Sipenannya pun mengomentari,”kalu begitu saya pun bisa menjadi muhaddits kitab(buku)?!” al-Albani terdiam seketika mendengar jawaban sipenannya.
 Meskipun begitu, uniknya dia berani mentashih(menghukumi suatu hadits sebagai shahih) dan mentadh’ifkan(menghukumi suatu hadits sebagai dha’if).
Oleh karena itu, al-Albani sering salah dalam meneliti  setatus  sebuah hadits sehingga sampai ribuan kesalahan, karena ilmunya bertentangan dengan kaidah-kaidah para ulama hadits.
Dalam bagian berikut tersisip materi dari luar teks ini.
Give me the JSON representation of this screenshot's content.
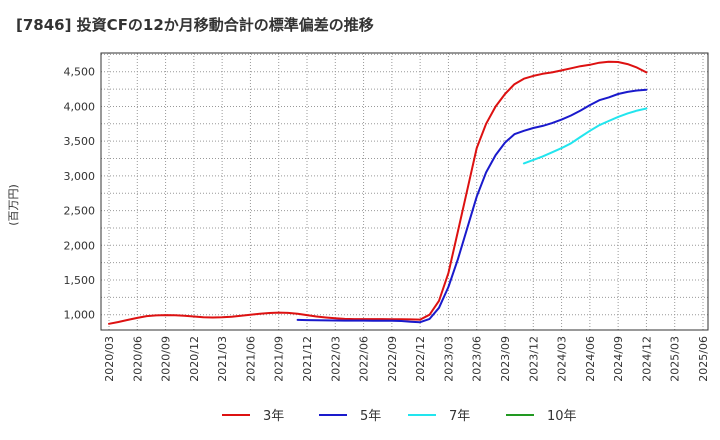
{
  "chart_data": {
    "type": "line",
    "title": "[7846]  投資CFの12か月移動合計の標準偏差の推移",
    "ylabel": "(百万円)",
    "xlabel": "",
    "ylim": [
      780,
      4770
    ],
    "yticks": [
      1000,
      1500,
      2000,
      2500,
      3000,
      3500,
      4000,
      4500
    ],
    "ytick_labels": [
      "1,000",
      "1,500",
      "2,000",
      "2,500",
      "3,000",
      "3,500",
      "4,000",
      "4,500"
    ],
    "xtick_labels": [
      "2020/03",
      "2020/06",
      "2020/09",
      "2020/12",
      "2021/03",
      "2021/06",
      "2021/09",
      "2021/12",
      "2022/03",
      "2022/06",
      "2022/09",
      "2022/12",
      "2023/03",
      "2023/06",
      "2023/09",
      "2023/12",
      "2024/03",
      "2024/06",
      "2024/09",
      "2024/12",
      "2025/03",
      "2025/06"
    ],
    "grid": true,
    "legend_position": "bottom",
    "series": [
      {
        "name": "3年",
        "color": "#dd1111",
        "x": [
          "2020/03",
          "2020/04",
          "2020/05",
          "2020/06",
          "2020/07",
          "2020/08",
          "2020/09",
          "2020/10",
          "2020/11",
          "2020/12",
          "2021/01",
          "2021/02",
          "2021/03",
          "2021/04",
          "2021/05",
          "2021/06",
          "2021/07",
          "2021/08",
          "2021/09",
          "2021/10",
          "2021/11",
          "2021/12",
          "2022/01",
          "2022/02",
          "2022/03",
          "2022/04",
          "2022/05",
          "2022/06",
          "2022/07",
          "2022/08",
          "2022/09",
          "2022/10",
          "2022/11",
          "2022/12",
          "2023/01",
          "2023/02",
          "2023/03",
          "2023/04",
          "2023/05",
          "2023/06",
          "2023/07",
          "2023/08",
          "2023/09",
          "2023/10",
          "2023/11",
          "2023/12",
          "2024/01",
          "2024/02",
          "2024/03",
          "2024/04",
          "2024/05",
          "2024/06",
          "2024/07",
          "2024/08",
          "2024/09",
          "2024/10",
          "2024/11",
          "2024/12"
        ],
        "values": [
          870,
          895,
          925,
          955,
          980,
          990,
          995,
          993,
          985,
          975,
          965,
          960,
          963,
          970,
          985,
          1000,
          1015,
          1025,
          1030,
          1027,
          1015,
          995,
          975,
          960,
          948,
          940,
          937,
          937,
          937,
          937,
          936,
          935,
          933,
          930,
          1000,
          1200,
          1600,
          2200,
          2800,
          3400,
          3750,
          4000,
          4180,
          4320,
          4400,
          4440,
          4470,
          4490,
          4520,
          4550,
          4580,
          4600,
          4630,
          4645,
          4640,
          4610,
          4560,
          4490
        ]
      },
      {
        "name": "5年",
        "color": "#1a1acc",
        "x": [
          "2021/11",
          "2021/12",
          "2022/01",
          "2022/02",
          "2022/03",
          "2022/04",
          "2022/05",
          "2022/06",
          "2022/07",
          "2022/08",
          "2022/09",
          "2022/10",
          "2022/11",
          "2022/12",
          "2023/01",
          "2023/02",
          "2023/03",
          "2023/04",
          "2023/05",
          "2023/06",
          "2023/07",
          "2023/08",
          "2023/09",
          "2023/10",
          "2023/11",
          "2023/12",
          "2024/01",
          "2024/02",
          "2024/03",
          "2024/04",
          "2024/05",
          "2024/06",
          "2024/07",
          "2024/08",
          "2024/09",
          "2024/10",
          "2024/11",
          "2024/12"
        ],
        "values": [
          925,
          922,
          920,
          918,
          917,
          916,
          915,
          915,
          914,
          913,
          912,
          910,
          900,
          893,
          940,
          1100,
          1400,
          1800,
          2250,
          2700,
          3050,
          3300,
          3480,
          3600,
          3650,
          3690,
          3720,
          3760,
          3810,
          3870,
          3940,
          4020,
          4090,
          4130,
          4180,
          4210,
          4230,
          4240
        ]
      },
      {
        "name": "7年",
        "color": "#22e5ee",
        "x": [
          "2023/11",
          "2023/12",
          "2024/01",
          "2024/02",
          "2024/03",
          "2024/04",
          "2024/05",
          "2024/06",
          "2024/07",
          "2024/08",
          "2024/09",
          "2024/10",
          "2024/11",
          "2024/12"
        ],
        "values": [
          3180,
          3230,
          3280,
          3340,
          3400,
          3470,
          3560,
          3650,
          3730,
          3790,
          3850,
          3900,
          3940,
          3970
        ]
      },
      {
        "name": "10年",
        "color": "#229922",
        "x": [],
        "values": []
      }
    ]
  }
}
Sesungguhnya, mentashih dan mentad’ifkan suatu hadits tugas para hafidz  saja, yang benar-benar  mengert ilmu hadits, bukan sembarang orang, apalagi yang tidak memiliki skill, kapabilitas, dan intergritas. (buku Ulama sejagad Menggugat Salafi Wahabi)


Dialog diatas juga menggambarkan bahwa kaum Salafi Wahhabi melarang umat Islam mengikuti madzhab tertentu dalam bidang fiqih. Tetapi ajakan tersebut, sebenarnya upaya licik mereka agar umat Islam mengikuti madzhab yang mereka buat sendiri. Mereka mengharamkan taklid pada suatu madzhab, akan tetapi mereka mewajibkan pengikutnya untuk mati matian mengekor Ulama mereka.  
Tentu saja mengikuti madzhab para ulama salaf(generasi tiga abad pertama sepeninggal Rasulallah, yakni para sahabat , tabi'in, tabi' at-tabi'in.), lebih menenteramkan bagi kaum Muslimin. Keilmuan, ketulusan dan keshalehan ulama salaf jelas diyakini melebihi orang-orang sesudah mereka.